Garanzia e rischi dei conferimenti
TESTO A FRONTE

I. Per le cose conferite in proprietà la garanzia dovuta dal socio e il passaggio dei rischi sono regolati dalle norme sulla vendita.
II. Il rischio delle cose conferite in godimento resta a carico del socio che le ha conferite. La garanzia per il godimento è regolata dalle norme sulla locazione.

GIURISPRUDENZA

Tributi erariali indiretti (riforma tributaria del 1972) - Imposta di registro - Determinazione della base imponibile - In genere - Immobile conferito in godimento temporaneo ad una società - Vendita ad un terzo - Base imponibile - Valore commerciale del bene. .
In tema di imposta di registro, la vendita ad un terzo dell'immobile conferito in godimento temporaneo ad una società, quale atto traslativo della proprietà non gravata da diritti reali (o da diritti di obbligazione di tipo equipollente), è sottoposta al tributo di registro sulla base del valore commerciale del bene, a prescindere dalla clausola con cui il compratore si impegni a rispettare (e fare proprio) il debito verso la società stessa. (massima ufficiale) Cassazione civile, sez. I, 13 Agosto 1999, n. 8640.


Società - Di persone fisiche - Società irregolare e di fatto - In genere - Socio recedente - Diritto alla liquidazione della quota - Domanda - Legittimazione passiva della società di fatto - Sussistenza - Fondamento - Ritardo nella corresponsione dell'importo - Risarcimento del danno - Svalutazione monetaria - Spettanza - Previo onere probatorio del creditore - Insussistenza - Fondamento.

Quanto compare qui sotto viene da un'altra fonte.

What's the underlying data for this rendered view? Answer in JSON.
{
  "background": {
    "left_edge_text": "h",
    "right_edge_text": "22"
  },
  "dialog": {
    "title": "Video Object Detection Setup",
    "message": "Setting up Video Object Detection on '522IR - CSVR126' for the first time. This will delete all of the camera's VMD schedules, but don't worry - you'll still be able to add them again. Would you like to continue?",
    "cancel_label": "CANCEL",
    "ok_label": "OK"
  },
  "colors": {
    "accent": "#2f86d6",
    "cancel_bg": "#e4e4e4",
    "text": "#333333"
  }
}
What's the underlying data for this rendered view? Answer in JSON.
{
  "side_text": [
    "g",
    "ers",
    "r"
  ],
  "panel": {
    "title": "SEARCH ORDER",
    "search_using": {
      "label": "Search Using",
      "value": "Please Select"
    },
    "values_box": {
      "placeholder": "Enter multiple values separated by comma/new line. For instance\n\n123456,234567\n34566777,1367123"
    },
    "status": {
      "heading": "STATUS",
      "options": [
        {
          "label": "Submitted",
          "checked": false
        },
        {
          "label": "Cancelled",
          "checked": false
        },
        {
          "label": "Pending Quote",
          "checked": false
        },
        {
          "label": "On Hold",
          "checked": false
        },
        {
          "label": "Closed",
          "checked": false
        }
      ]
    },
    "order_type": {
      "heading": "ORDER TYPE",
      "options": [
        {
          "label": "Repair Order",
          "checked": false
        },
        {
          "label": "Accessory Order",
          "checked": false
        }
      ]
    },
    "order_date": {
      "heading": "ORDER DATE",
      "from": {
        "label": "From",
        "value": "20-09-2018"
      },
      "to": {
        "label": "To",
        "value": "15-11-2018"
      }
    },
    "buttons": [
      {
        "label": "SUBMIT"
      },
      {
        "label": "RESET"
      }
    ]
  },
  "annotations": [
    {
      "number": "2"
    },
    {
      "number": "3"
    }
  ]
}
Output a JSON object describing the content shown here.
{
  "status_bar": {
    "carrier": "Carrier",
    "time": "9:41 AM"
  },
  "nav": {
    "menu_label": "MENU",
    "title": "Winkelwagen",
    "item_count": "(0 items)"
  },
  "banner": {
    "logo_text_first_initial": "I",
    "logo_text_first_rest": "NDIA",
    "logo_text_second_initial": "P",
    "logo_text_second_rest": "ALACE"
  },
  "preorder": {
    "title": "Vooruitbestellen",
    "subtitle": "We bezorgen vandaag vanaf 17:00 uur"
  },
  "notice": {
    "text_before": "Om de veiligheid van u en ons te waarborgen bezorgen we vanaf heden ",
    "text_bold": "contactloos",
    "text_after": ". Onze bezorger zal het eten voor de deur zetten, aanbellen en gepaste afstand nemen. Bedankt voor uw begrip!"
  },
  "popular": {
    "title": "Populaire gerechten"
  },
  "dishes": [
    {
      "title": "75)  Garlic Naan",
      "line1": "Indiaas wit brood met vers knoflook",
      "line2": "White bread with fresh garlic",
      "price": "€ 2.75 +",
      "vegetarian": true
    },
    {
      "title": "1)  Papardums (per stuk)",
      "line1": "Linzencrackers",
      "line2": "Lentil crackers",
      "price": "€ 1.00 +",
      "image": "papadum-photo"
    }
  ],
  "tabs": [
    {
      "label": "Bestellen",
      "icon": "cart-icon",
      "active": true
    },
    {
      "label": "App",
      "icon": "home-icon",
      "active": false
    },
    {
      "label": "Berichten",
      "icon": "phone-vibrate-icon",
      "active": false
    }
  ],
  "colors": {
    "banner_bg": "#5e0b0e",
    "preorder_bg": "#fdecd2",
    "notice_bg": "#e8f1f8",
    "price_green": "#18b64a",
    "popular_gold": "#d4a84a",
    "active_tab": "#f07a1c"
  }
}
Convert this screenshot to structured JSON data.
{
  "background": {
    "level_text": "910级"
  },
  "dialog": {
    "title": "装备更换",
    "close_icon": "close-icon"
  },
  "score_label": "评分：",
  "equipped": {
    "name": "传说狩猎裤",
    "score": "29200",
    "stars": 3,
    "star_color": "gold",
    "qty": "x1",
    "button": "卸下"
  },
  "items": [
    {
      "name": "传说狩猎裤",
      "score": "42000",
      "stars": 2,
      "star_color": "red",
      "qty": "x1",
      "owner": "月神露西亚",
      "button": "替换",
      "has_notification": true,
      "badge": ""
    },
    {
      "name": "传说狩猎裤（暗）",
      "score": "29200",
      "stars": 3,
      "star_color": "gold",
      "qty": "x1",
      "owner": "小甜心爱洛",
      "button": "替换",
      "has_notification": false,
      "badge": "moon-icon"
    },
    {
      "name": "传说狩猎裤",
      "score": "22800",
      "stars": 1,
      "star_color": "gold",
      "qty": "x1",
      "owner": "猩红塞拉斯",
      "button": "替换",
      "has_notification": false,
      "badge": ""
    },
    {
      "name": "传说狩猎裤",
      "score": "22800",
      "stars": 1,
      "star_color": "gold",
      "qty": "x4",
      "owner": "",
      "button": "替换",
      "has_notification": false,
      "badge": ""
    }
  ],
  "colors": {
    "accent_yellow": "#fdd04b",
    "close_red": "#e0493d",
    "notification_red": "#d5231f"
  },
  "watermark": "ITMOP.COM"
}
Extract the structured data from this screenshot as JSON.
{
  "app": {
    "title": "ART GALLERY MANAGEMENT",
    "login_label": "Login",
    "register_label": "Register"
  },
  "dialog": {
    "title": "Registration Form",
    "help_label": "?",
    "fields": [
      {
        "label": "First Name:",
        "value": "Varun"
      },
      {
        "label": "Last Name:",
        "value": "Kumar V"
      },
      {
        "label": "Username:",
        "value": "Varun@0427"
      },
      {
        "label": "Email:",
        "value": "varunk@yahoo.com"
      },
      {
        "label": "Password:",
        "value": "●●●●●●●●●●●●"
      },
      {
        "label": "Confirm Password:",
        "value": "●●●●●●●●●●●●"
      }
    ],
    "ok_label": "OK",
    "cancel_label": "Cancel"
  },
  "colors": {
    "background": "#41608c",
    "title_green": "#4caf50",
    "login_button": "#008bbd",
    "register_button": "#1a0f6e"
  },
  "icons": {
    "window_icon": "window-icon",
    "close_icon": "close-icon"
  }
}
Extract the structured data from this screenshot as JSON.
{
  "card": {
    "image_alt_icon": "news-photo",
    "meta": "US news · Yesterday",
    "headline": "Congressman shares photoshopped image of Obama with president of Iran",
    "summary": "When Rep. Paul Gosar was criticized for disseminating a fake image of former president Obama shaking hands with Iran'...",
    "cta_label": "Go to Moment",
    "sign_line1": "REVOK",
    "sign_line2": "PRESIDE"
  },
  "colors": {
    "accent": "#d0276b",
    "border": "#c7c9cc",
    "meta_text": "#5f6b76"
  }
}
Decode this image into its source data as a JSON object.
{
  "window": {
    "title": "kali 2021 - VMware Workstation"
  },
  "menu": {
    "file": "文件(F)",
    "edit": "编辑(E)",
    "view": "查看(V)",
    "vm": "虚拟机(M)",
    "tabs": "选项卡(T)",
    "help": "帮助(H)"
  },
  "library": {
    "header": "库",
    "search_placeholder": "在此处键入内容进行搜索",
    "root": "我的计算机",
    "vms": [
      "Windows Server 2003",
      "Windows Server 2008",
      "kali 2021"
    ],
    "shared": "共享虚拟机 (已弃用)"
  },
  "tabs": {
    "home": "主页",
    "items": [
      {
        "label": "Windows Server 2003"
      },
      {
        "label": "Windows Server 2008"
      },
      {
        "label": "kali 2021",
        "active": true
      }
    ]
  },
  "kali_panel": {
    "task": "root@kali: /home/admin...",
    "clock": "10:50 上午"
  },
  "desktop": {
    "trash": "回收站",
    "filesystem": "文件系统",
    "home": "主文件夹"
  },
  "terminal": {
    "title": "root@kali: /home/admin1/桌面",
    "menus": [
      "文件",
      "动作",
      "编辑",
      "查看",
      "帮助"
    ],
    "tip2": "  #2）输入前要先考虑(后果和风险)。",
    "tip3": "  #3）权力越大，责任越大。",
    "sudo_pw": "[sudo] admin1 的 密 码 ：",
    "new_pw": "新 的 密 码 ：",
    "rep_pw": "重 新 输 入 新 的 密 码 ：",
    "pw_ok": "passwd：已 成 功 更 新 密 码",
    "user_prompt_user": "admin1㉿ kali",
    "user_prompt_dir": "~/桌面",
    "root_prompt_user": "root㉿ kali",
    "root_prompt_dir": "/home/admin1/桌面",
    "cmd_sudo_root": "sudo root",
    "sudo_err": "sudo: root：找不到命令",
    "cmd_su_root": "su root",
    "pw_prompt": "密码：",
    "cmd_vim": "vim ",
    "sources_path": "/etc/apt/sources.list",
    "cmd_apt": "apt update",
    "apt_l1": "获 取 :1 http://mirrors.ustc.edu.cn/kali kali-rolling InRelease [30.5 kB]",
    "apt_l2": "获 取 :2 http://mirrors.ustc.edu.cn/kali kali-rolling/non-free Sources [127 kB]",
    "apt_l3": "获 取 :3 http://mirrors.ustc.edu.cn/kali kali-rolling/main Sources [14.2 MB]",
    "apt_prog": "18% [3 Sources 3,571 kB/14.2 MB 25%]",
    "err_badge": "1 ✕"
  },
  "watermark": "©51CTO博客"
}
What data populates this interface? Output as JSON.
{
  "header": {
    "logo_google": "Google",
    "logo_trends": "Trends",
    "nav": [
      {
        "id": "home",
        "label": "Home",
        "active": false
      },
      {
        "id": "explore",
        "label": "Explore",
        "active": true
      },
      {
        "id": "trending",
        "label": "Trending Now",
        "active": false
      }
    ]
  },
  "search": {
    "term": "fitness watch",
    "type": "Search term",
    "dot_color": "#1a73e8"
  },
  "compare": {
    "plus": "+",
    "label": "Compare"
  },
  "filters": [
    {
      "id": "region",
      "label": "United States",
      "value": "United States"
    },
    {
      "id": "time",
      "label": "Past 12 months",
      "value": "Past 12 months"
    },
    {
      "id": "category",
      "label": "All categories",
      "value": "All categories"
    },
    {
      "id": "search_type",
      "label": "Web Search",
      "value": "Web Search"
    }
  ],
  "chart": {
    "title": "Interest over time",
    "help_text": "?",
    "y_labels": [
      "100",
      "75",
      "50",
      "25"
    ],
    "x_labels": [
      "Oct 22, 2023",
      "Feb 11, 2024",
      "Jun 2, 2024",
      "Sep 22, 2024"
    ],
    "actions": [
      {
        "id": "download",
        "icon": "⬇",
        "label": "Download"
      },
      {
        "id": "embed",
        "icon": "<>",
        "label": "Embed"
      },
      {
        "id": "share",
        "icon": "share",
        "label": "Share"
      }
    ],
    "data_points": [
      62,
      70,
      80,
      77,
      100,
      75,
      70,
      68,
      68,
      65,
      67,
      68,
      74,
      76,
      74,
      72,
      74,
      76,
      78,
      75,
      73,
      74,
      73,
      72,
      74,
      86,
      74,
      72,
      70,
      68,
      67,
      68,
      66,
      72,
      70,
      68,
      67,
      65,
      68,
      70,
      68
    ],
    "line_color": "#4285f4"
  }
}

Risarcimento del danno - Valutazione e liquidazione - Svalutazione monetaria - Società irregolare e di fatto - Socio recedente - Diritto alla liquidazione della quota - Domanda - Legittimazione passiva della società di fatto - Sussistenza - Fondamento - Ritardo nella corresponsione dell'importo - Risarcimento del danno - Svalutazione monetaria - Spettanza - Previo onere probatorio del creditore - Insussistenza - Fondamento.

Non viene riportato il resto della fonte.